In his presentation before the regents, Tech's vice president for institutional development, Herbert M. Fernandez, estimated that the silent campaign phase has the potential of bringing in between $200,000 and $400,000 in start-up funds for a much larger capital fundraising campaign.
In previous board of regents meetings, Cargill Associates, a private firm which specializes in managing and conducting fundraising campaigns, provided estimates which showed that New Mexico Tech may be capable of raising as much as $5 million through a full-blown, multi-year capital campaign.
Fernandez also informed the regents that mounting the silent campaign phase will require an organizational re-alignment of Tech's Advancement Office, along with a proposed additional budget of nearly $76,000, all of which will be provided from discretionary funds from the Tech President's Office.
In other matters considered by the board of regents at its October 31 meeting, Tech President Daniel H. López reported that the university's initial projections for new student enrollment for the next academic year are falling short of this year's numbers, particularly among students who have pre-paid their tuition and fees.
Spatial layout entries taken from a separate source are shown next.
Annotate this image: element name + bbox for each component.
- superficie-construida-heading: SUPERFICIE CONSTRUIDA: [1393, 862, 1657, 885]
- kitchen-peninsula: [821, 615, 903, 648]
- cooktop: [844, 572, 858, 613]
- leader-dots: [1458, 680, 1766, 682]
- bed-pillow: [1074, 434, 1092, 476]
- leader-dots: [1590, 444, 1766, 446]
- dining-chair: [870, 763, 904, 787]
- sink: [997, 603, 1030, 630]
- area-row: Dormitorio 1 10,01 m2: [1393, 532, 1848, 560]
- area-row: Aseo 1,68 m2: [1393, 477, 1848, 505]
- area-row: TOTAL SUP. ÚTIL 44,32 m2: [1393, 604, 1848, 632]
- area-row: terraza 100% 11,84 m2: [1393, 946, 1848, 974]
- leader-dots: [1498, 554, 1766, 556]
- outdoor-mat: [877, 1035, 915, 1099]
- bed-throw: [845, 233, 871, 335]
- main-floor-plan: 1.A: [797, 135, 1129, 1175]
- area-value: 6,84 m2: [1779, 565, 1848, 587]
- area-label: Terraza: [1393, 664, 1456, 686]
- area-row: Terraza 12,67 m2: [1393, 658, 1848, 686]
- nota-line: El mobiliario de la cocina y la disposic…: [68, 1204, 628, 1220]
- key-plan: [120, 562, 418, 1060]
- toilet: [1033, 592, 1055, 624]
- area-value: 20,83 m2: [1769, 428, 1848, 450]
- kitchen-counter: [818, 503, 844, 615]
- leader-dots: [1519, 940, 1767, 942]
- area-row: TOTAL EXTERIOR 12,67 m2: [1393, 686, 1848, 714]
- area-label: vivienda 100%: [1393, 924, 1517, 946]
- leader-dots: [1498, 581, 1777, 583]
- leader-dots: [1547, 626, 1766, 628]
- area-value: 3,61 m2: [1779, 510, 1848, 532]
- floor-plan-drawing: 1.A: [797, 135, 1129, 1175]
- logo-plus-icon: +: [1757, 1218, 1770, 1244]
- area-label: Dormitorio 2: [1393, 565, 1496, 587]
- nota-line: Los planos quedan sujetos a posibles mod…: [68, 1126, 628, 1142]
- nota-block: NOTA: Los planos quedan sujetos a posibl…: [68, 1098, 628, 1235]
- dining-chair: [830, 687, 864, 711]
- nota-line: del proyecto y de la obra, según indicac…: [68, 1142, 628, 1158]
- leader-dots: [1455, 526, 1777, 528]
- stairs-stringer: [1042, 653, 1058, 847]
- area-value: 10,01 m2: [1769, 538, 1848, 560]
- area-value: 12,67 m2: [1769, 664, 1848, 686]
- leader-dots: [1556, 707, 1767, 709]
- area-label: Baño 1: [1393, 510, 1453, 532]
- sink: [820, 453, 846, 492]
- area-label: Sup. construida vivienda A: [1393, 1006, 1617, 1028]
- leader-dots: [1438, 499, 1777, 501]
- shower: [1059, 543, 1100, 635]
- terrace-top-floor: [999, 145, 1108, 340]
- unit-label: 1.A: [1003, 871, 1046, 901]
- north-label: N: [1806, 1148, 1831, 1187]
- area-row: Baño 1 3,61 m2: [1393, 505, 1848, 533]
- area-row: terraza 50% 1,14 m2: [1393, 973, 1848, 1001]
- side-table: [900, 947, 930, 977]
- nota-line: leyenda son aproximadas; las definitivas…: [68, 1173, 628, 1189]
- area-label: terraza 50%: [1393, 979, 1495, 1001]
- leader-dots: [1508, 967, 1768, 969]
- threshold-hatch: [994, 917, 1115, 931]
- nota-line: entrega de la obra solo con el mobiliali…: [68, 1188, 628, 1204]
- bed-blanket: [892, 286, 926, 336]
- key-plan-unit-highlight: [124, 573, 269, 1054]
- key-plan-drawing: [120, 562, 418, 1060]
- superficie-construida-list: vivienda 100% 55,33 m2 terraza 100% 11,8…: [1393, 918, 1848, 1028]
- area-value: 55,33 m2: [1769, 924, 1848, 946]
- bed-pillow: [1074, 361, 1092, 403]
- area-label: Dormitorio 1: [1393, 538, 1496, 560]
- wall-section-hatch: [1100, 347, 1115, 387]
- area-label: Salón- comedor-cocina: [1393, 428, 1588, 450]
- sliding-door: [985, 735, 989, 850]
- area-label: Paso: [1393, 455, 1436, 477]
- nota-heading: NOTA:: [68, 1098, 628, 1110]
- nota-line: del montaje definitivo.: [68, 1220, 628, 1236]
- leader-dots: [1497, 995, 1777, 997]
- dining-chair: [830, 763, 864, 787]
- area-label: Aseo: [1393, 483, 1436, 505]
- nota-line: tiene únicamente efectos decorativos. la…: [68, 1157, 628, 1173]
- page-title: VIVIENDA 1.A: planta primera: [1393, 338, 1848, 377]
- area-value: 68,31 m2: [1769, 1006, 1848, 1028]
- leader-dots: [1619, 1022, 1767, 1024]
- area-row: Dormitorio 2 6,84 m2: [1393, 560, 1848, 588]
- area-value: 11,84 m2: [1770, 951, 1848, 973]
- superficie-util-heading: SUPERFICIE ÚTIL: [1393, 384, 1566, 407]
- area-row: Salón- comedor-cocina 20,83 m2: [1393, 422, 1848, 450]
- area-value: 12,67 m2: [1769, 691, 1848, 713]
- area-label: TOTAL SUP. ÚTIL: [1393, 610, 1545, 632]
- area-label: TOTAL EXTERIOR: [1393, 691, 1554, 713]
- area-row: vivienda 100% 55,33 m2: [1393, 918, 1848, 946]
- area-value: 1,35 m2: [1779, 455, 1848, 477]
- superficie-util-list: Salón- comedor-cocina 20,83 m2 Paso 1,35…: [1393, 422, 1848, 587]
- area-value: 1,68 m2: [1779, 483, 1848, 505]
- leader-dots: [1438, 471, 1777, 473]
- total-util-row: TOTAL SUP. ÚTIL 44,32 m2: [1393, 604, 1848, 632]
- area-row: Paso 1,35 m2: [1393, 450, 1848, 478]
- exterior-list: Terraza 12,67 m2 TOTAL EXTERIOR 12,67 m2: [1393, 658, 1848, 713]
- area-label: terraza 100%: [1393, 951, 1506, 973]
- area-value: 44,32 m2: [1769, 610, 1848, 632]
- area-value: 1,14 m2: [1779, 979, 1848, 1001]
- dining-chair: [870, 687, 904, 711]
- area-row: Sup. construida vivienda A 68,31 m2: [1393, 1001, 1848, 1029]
"This seems to be part of nationwide trend in which recruiting students for science and engineering schools is becoming more and more difficult," López said, "even in the face of all the job opportunities that are currently available in these areas."
Fernandez added that New Mexico Tech's student-recruitment efforts will be further enhanced this coming year by targeting individual schools in the Albuquerque area and through increased efforts in marketing and publicity, particularly with advertisements to run in Albuquerque radio and television stations and various high school newspapers.
During its board meeting, New Mexico Tech regents also were informed that a current research contract had allocated $241,000 toward the purchase of an inductively coupled plasma mass spectrometer--an instrument which will be employed in a research project which is exploring the use of certain plant species to remove heavy metals from soils.
In other actions taken during its monthly meeting, the Tech Board of Regents approved the appointment of Scott W. Teare to the full-time, tenure-track position of assistant professor of electrical engineering.
The regents also were informed that a longtime chemistry professor and former vice president for academic affairs, Carl J. Popp, would be taking a yearlong sabbatical.
In addition, W. Dennis Peterson, Tech's vice president for finance and administration, told regents that after one-quarter of the current fiscal year had transpired, the university's overall budget "is in sound financial shape."
Peterson went on to request and garner approval of specific adjustments to the budget, which will allow departments to carry forward their positive or negative balances, and which will transfer monies to purchase vehicles, as well as fund the newly formed Advising Resource Center.
An update on the specific goal of having New Mexico Tech becoming noted for excellent and productive instruction and research, as outlined in Tech's Strategic Plan, was provided by Van Romero, Tech's vice president for research and economic development.
Romero also outlined several improvements which were recently made in order to better track the specific metrics used in evaluating the implementation of the Strategic Plan.
The regents also voted to approve a written policy which spells out the specific processes and procedures for the board of regents to confer honorary degrees.
In a separate portion of the meeting, the Tech regents also met as members of the New Mexico Tech Employee Benefit Trust and voted to increase monthly insurance premiums by 13 percent, effective immediately, for all employees and retirees enrolled in the university's health insurance plan. In addition, co-payments for prescription drugs purchased under the plan also were increased to $20 per prescription filled.